We have this romantic idea that wilderness is beautiful and full of life and natural and perfect as it is. As a person who lives in what is more or less a wilderness, I beg to differ. Wilderness means things go in their own way, fighting with one another for survival. One sort of plant (Ponderosa Pine in our case) overgrows all the other plants to the point of excluding almost anything other than itself. As a consequence, whole forests die from unchecked infestations and thorns grow up in their place. Populations of animals ebb and flow in a constant battle between predators and prey, with disease and depredation as a wild card. There is great beauty here, but the beauty is in the organization, and the organized things are the healthy things. Mankind was deputized to keep the garden, which essentially means to introduce organization, to keep all things in balance with one another and in a state of health and optimum well-being. Which of these states is truly freedom? Only the garden offers a space for genuine freedom, for all the plants and animals to thrive and live in peace with one another. The other way – the way of libertarianism – is the way of chaos and death. If all the residents live according to a higher nature, that is, in love toward one another (not the letter), then the garden thrives.
Cancer occurs when cells grow and reproduce out of control – in a disorganized fashion. They never mature, but continue to grow and stack up one on another on another in a chaotic mass which is, in itself, extremely viable – until it kills its host. Are the cells free to do as they will? Maybe – at least they’re free to do what’s in their nature. What they “will” is to garnish all the resources of the body to feed their wildly reproductive nature. The problem is, that they’re broken. But they’re doing what they will, as broken things. Is this freedom? Is this the sort of freedom Father wants for us? WE are broken. We’re following the will of a broken nature.

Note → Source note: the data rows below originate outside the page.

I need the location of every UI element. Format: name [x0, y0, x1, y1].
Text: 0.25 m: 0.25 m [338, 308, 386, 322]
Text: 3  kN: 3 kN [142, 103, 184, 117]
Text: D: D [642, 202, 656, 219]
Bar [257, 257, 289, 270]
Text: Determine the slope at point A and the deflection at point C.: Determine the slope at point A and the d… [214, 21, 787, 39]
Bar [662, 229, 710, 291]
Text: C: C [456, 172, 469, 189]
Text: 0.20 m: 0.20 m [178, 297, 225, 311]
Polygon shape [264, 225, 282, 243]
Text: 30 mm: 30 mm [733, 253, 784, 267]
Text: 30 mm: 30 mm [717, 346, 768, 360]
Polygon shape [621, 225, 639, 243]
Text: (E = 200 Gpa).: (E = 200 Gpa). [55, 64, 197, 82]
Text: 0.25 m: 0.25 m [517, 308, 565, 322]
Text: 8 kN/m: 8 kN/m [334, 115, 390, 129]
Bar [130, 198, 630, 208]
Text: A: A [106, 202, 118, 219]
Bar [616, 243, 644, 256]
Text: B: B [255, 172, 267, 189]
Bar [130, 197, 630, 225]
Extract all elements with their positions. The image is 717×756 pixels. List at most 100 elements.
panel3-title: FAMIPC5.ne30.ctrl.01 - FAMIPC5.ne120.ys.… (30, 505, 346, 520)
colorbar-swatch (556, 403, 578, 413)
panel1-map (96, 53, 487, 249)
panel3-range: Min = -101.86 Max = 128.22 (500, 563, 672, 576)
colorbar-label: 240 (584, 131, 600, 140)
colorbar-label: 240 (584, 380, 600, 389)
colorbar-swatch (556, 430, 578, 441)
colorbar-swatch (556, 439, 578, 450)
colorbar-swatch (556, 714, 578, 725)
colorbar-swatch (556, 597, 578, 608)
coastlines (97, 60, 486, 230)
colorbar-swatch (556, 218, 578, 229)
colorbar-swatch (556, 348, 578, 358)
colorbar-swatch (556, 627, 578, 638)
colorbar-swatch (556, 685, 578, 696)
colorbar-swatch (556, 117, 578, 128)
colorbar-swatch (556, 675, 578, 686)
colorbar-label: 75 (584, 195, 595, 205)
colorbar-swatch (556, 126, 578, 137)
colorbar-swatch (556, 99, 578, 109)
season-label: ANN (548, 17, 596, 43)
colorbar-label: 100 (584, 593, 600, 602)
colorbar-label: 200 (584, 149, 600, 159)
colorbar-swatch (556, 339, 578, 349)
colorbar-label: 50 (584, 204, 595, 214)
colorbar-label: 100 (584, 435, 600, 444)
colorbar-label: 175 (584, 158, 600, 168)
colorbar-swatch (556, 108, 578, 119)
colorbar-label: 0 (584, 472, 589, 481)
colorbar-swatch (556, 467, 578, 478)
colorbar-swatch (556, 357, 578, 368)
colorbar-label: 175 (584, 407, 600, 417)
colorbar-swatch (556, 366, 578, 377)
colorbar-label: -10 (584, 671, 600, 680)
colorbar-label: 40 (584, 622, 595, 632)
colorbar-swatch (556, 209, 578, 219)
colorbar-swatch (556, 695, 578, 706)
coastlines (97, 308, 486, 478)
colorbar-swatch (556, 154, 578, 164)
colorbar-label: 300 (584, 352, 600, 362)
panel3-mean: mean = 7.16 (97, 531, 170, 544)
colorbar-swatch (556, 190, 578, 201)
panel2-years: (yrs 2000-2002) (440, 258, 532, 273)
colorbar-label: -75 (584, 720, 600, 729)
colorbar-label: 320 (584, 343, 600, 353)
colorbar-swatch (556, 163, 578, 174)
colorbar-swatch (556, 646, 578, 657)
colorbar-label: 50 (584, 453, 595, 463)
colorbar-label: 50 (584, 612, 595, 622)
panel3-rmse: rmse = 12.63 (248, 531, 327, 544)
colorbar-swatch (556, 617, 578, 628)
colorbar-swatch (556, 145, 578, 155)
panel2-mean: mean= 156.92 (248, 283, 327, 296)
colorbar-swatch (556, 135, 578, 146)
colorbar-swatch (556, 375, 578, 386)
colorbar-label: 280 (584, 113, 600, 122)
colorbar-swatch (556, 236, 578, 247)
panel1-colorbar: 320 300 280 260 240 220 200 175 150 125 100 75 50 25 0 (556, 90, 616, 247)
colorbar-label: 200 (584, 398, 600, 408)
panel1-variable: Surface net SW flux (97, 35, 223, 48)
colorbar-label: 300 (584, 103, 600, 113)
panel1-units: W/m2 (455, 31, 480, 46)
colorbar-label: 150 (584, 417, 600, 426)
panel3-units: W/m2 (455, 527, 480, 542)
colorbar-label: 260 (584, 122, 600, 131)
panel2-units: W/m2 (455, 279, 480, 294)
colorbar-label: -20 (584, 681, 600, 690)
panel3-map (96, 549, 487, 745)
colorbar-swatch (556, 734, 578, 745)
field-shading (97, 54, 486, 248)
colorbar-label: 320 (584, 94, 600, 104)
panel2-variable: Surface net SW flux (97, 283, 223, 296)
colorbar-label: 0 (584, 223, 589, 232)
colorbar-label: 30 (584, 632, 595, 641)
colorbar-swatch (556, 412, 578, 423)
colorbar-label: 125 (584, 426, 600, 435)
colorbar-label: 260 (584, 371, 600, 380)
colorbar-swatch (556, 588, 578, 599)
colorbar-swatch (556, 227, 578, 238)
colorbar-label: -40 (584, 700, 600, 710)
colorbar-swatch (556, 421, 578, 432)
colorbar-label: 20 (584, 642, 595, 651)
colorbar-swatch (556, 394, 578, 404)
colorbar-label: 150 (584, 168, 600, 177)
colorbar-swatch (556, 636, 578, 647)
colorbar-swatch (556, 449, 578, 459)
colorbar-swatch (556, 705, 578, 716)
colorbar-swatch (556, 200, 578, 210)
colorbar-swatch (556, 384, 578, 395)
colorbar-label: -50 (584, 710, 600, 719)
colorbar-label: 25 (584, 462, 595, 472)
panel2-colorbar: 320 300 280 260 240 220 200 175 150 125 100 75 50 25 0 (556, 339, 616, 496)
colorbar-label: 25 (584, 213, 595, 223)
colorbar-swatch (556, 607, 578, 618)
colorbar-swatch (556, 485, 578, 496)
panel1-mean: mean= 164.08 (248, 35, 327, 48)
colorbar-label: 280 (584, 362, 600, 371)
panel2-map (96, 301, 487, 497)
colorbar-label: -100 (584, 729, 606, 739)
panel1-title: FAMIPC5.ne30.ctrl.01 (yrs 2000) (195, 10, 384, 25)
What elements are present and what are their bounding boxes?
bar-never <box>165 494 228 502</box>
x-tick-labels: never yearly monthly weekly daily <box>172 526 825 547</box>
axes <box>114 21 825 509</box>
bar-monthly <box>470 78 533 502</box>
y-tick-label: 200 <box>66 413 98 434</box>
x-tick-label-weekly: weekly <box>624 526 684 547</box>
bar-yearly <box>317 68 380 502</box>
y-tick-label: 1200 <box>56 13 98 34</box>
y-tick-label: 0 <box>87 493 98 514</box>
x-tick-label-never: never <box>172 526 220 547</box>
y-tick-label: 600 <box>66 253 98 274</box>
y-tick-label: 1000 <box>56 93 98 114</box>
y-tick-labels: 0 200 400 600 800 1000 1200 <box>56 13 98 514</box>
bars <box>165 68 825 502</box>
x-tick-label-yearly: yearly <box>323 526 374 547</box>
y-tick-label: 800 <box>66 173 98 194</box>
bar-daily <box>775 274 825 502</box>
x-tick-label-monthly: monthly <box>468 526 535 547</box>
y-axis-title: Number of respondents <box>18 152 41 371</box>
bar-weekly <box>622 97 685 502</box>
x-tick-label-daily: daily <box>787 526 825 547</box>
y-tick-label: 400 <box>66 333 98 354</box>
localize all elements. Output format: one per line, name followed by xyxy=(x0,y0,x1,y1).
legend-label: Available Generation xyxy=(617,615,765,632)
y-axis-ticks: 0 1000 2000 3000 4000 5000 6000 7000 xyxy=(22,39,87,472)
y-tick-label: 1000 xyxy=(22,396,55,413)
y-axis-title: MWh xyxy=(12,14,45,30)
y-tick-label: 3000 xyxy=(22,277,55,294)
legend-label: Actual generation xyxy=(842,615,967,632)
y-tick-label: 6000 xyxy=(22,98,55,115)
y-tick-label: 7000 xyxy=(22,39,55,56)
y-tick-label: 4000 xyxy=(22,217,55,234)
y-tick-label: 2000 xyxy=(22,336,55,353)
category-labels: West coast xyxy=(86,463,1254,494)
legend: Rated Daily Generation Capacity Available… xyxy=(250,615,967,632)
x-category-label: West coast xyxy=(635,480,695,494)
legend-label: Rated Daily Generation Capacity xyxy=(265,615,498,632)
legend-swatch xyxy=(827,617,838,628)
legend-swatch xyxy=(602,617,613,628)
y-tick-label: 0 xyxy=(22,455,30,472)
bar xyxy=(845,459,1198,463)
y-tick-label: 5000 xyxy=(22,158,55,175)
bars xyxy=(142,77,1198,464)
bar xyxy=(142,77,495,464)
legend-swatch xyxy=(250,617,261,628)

When we die with Christ, we leave behind that broken nature, that unchecked chaotic wilderness, that deranged and disorganized mind. All these things are bondage. What I think is that He’s lifting us up into the next stage of our development (evolution, if you like) from the merely physical plane into a new freedom. As we are naturally, we’re confined to the physical, but when we die with Christ and are raised with Him, we add the spiritual dimension; we become new creatures, learning to live in the life of God, in the dimension of the spirit, rather than merely in the life of the flesh. In our new level of life, we no longer desire to do the things that lead to death. Does that mean we’re not free? I suppose you could look at it like that, but in truth, I think it means we enter a freedom the like of which we can’t yet fully comprehend. We enter life. That does mean organization as opposed to chaos, and maybe in our present state we see that as somewhat restricting. I don’t think we’ll see it that way for long though.
A child who learns to keep his bedroom clean and tidy is free to enjoy his room far more than a child who has to climb over piles of toys and dirty clothes to get to a bed he must first clear of books and candy wrappers, more toys and more dirty clothes before he can relax with his new magazine. We tend to resist this kind of freedom. It doesn’t follow that organized freedom is any form of bondage. In fact, it is maturation (which you remember cancer cells never experience), and keeping the garden so that it fills with life rather than death, and finding true mental stability and peace. It is, I believe, becoming the adult sons and daughters of God – His representatives in the physical universe who have become fit to orchestrate the Kingdom of Light in the realm of disappearing darkness.